Well, maybe not. The Hinds County Sheriff’s Office announced Wednesday that it was investigating three McDaniel supporters who were locked inside the local courthouse, where primary ballots were held, on election night.

Unlike the nursing home arrests, which involved prominent backers of McDaniel but no one directly tied to the campaign, the courthouse lock-in included a top McDaniel staffer, campaign coalition director Scott Brewster.

According to the McDaniel campaign it was an innocent misunderstanding. The campaign said it had dispatched three people to the courthouse to monitor the outstanding election night count, and they were accidentally stuck. They then called the local county executive, Pete Perry, a Cochran supporter, for help.

The sheriff’s office, however, isn’t convinced. The investigation is driven by the McDaniel supporters’ inability to get their story straight, a spokesman for the sheriff’s office said.

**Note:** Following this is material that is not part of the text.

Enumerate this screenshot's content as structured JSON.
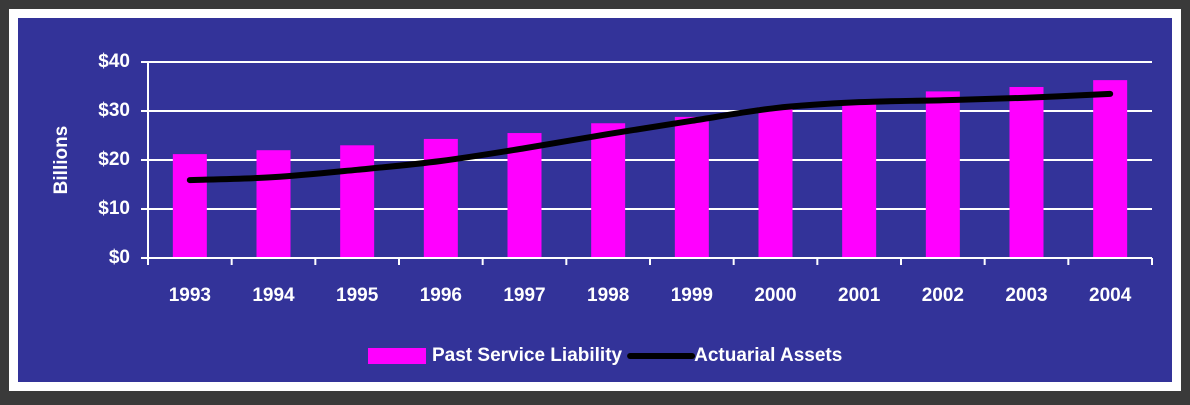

“There are conflicting stories from the three of them, which began to raise the red flag, and we’re trying to get to the bottom of it,” Othor Cain, a spokesman for the Hinds County Sheriff’s Department, told The Clarion-Ledger on Wednesday. “No official charges have been filed at this point, but we don’t know where the investigation will lead us.”

Oh and Julianne Ortman went down in flames at the Minnesota GOP convention. BWAHAHAHAHAHAHA!